What Is Cosine Similarity?
Cosine similarity measures how similar two vectors are by looking at the angle between them rather than their magnitude. It returns a value between −1 and 1, where 1 means the vectors point in exactly the same direction, 0 means they are orthogonal (unrelated), and −1 means they point in opposite directions. It is widely used in text mining, recommendation systems, information retrieval, and machine learning to compare documents, embeddings, or feature vectors.
How to Use This Calculator
Enter the components of Vector A and Vector B as comma-separated numbers. Both vectors must have the same number of dimensions (if they differ, the calculator uses the shorter length). Click calculate to see the cosine similarity, the dot product, each vector's magnitude, and the angle in degrees between the two vectors.
The Formula Explained
The cosine similarity is the dot product of the two vectors divided by the product of their Euclidean norms (magnitudes):
$$\cos\theta = \frac{\vec{A} \cdot \vec{B}}{\lVert \vec{A} \rVert \, \lVert \vec{B} \rVert} = \frac{\sum_{i=1}^{n} A_i B_i}{\sqrt{\sum_{i=1}^{n} A_i^{2}} \; \sqrt{\sum_{i=1}^{n} B_i^{2}}}$$The dot product \(\vec{A} \cdot \vec{B}\) is the sum of element-wise products. The magnitude \(\lVert \vec{A} \rVert\) is the square root of the sum of squared components. Dividing by the magnitudes normalizes the result so it depends only on direction, not length.
Worked Example
Let A = [1, 2, 3] and B = [4, 5, 6]. The dot product is \(1 \cdot 4 + 2 \cdot 5 + 3 \cdot 6 = 4 + 10 + 18 = 32\).

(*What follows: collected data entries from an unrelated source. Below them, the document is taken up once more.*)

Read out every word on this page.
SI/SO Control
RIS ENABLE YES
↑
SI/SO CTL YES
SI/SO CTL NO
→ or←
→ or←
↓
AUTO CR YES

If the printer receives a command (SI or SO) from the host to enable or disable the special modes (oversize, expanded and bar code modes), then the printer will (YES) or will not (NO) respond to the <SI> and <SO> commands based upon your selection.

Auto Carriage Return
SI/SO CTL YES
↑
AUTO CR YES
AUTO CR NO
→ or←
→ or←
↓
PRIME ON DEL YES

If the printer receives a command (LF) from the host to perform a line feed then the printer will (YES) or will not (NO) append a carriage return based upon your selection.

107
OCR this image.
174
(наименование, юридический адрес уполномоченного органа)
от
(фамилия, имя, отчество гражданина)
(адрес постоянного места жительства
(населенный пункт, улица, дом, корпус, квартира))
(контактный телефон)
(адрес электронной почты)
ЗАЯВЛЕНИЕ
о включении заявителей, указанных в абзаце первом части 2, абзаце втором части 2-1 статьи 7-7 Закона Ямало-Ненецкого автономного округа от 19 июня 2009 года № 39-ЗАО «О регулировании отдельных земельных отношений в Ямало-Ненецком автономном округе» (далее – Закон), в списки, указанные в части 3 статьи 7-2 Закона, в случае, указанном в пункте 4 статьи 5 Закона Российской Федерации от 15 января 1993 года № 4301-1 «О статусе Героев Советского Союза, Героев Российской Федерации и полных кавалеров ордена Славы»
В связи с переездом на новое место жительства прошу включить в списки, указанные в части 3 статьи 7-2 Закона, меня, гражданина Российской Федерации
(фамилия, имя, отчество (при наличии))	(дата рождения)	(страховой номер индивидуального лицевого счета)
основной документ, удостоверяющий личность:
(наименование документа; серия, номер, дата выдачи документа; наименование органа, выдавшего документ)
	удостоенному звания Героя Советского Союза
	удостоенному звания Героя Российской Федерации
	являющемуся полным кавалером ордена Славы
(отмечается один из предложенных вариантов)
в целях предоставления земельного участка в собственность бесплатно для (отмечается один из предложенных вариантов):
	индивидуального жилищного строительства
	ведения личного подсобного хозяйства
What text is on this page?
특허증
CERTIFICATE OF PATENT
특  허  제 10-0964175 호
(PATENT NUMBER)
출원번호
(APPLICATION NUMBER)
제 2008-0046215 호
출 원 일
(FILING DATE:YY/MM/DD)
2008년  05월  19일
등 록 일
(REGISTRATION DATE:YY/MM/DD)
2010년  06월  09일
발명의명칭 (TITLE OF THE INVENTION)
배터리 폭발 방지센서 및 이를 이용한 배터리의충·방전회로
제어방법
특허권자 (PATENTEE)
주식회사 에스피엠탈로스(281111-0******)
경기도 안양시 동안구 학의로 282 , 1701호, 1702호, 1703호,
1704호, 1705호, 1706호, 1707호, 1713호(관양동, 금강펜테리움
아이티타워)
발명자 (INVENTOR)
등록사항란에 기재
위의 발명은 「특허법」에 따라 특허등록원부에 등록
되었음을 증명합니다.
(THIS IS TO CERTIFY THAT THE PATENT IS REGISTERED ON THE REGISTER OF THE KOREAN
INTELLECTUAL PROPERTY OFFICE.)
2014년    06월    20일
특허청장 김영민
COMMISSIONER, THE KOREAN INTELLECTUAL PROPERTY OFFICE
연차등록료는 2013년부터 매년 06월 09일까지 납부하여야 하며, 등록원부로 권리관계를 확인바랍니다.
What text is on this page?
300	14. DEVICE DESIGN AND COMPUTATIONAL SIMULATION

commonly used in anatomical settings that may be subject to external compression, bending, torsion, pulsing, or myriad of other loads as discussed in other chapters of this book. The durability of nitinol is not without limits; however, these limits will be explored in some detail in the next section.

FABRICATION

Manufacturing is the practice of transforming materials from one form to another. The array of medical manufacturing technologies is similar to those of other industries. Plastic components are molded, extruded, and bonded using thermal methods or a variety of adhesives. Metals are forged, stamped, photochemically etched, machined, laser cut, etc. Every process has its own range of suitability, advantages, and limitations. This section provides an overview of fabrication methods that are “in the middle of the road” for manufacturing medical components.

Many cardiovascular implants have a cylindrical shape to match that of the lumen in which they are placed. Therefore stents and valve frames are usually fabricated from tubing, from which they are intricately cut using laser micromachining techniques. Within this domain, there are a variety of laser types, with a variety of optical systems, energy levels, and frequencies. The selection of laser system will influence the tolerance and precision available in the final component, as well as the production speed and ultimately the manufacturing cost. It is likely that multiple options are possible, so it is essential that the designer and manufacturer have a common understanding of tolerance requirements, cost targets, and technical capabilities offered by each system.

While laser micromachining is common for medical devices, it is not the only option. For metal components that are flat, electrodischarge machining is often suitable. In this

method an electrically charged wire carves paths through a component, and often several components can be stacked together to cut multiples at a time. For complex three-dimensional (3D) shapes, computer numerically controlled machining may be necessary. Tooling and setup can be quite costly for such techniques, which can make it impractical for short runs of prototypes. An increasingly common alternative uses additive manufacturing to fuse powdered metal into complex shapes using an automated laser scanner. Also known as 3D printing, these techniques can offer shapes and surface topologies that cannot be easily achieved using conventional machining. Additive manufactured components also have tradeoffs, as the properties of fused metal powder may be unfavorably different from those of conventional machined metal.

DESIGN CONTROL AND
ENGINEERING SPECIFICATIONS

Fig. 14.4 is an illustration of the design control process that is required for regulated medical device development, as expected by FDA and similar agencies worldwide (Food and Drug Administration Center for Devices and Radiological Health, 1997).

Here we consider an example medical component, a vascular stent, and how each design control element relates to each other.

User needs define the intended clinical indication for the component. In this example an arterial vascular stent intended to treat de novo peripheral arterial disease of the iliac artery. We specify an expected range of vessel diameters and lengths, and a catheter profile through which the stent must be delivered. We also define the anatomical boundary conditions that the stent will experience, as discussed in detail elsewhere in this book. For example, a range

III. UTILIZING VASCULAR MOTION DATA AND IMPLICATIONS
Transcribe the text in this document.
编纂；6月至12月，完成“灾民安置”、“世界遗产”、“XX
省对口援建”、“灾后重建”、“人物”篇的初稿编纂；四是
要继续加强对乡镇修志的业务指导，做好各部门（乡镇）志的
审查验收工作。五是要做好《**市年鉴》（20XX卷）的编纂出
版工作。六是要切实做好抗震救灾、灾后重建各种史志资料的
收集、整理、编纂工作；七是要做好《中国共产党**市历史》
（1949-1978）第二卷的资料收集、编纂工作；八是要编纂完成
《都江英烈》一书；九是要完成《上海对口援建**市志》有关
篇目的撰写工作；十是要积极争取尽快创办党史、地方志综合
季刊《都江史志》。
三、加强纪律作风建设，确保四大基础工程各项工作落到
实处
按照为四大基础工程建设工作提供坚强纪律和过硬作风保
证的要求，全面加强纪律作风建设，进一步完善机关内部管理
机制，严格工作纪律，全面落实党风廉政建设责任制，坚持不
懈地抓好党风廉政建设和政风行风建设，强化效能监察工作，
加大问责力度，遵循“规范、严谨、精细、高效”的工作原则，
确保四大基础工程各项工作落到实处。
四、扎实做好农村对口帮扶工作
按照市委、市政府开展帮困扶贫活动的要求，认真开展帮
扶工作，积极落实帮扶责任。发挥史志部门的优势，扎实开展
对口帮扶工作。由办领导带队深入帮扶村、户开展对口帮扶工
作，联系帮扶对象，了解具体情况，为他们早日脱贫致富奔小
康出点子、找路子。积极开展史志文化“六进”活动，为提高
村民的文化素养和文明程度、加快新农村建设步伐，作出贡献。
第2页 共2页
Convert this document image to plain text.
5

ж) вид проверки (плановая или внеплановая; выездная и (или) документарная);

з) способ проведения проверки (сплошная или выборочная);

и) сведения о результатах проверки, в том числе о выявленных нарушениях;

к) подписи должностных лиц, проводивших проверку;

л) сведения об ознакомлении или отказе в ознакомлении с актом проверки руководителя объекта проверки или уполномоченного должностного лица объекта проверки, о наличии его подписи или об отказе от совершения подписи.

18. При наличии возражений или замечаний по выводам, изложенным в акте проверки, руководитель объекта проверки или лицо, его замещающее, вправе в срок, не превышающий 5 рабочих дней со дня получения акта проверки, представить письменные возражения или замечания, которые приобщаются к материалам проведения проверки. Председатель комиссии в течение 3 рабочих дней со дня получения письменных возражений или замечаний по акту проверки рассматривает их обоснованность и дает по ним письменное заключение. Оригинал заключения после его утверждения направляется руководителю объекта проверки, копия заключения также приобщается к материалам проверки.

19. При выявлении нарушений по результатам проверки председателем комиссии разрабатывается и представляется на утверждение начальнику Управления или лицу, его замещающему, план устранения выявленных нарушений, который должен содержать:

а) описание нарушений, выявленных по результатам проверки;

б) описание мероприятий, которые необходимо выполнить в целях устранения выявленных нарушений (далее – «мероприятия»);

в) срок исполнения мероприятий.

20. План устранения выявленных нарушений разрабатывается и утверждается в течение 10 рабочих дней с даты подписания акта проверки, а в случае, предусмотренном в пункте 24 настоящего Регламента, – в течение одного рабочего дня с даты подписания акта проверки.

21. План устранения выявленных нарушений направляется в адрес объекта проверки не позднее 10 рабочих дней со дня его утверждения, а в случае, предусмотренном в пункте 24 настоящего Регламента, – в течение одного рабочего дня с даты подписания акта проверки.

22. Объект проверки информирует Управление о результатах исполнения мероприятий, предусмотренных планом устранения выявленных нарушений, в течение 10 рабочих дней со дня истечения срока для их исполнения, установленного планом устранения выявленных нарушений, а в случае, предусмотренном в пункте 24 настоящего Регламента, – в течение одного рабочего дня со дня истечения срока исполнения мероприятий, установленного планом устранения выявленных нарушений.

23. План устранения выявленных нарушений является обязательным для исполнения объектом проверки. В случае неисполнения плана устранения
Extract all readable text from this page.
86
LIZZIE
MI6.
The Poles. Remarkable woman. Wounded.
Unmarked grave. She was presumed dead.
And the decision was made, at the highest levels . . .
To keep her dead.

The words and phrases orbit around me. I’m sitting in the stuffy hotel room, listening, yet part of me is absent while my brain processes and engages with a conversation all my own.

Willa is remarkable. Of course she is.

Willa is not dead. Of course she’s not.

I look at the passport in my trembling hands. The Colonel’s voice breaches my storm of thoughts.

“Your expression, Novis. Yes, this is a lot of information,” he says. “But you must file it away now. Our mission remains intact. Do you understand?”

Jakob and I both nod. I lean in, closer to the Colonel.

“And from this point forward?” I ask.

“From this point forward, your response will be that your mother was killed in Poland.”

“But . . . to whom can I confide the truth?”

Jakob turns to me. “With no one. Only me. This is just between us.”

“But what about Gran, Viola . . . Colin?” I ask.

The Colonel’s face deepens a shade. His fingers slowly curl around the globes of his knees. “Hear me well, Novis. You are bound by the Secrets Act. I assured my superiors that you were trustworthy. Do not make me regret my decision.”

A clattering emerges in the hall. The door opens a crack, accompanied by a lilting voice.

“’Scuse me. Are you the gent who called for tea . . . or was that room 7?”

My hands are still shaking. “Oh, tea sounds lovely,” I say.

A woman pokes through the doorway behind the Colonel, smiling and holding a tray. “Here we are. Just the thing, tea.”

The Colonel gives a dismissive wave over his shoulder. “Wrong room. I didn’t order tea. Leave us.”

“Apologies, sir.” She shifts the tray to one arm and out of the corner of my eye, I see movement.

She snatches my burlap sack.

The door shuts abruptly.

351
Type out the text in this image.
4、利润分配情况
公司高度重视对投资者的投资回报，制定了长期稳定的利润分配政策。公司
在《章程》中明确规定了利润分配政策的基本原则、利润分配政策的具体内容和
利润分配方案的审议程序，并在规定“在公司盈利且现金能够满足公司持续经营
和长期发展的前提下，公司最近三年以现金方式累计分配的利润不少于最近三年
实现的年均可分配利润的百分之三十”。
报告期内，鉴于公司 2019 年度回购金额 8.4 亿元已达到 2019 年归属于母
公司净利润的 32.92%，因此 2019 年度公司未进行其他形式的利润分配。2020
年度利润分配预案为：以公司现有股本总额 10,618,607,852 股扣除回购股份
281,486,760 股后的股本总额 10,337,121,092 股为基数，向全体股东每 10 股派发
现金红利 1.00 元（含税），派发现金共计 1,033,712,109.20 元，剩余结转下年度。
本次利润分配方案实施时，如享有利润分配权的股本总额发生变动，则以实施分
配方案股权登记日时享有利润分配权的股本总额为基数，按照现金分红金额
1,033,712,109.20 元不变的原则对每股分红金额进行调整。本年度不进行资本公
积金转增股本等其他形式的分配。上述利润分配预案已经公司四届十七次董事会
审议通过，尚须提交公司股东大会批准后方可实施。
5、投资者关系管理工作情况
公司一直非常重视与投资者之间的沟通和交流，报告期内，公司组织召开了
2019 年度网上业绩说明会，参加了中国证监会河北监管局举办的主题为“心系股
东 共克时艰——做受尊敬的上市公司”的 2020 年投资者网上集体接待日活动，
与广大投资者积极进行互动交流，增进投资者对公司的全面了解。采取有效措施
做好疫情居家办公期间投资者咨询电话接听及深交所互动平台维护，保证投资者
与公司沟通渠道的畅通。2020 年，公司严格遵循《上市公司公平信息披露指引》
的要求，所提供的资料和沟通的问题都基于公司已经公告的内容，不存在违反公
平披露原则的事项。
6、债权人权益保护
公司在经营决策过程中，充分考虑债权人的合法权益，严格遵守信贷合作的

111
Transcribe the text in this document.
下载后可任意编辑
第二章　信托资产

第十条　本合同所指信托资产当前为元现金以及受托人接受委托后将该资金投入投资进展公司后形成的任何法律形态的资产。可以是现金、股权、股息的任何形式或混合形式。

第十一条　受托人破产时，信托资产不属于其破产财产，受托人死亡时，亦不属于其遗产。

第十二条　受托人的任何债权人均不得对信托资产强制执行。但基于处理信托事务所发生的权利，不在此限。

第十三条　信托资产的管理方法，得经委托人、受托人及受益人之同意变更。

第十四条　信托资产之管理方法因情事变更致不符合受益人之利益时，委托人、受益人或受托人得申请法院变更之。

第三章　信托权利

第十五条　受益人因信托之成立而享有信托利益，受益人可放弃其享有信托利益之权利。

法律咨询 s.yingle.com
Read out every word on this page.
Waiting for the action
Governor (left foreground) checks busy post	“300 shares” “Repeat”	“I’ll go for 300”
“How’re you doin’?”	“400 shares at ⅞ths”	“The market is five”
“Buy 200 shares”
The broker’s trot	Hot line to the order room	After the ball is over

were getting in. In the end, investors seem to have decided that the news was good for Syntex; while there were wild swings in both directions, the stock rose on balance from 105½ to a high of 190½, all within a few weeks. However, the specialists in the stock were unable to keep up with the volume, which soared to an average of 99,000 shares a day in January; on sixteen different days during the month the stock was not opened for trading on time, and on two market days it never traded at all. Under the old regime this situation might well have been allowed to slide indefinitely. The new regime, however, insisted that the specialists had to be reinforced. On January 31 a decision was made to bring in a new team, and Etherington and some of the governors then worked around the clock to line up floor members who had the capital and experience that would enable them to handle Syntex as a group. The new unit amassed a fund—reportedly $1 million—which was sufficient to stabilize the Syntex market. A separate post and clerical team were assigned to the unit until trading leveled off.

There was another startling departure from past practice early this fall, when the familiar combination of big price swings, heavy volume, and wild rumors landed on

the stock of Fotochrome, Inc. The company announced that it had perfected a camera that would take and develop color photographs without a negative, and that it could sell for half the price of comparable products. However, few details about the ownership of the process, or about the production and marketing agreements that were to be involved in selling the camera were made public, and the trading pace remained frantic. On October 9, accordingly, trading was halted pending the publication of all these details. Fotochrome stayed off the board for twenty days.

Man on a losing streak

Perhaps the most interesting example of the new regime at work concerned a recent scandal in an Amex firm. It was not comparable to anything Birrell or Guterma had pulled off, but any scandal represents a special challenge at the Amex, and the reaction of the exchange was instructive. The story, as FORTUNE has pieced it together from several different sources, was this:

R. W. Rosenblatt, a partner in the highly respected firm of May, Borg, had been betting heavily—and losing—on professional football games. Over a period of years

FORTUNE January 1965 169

The magnitude of A is \(\sqrt{1+4+9} = \sqrt{14} \approx 3.7417\), and of B is \(\sqrt{16+25+36} = \sqrt{77} \approx 8.7750\). So
$$\cos\theta = \frac{32}{3.7417 \times 8.7750} \approx \frac{32}{32.8329} \approx 0.9746$$giving an angle of about 12.93°.
FAQ
Can the result be negative? Yes. If the vectors point in roughly opposite directions, cosine similarity is negative, down to −1 for exactly opposite directions.
What if the vectors have different lengths? The calculator compares only the overlapping dimensions (the shorter vector's length). For meaningful results, use vectors of equal dimension.
How is this different from Euclidean distance? Cosine similarity ignores magnitude and focuses on orientation, so two vectors that point the same way are perfectly similar even if one is much longer.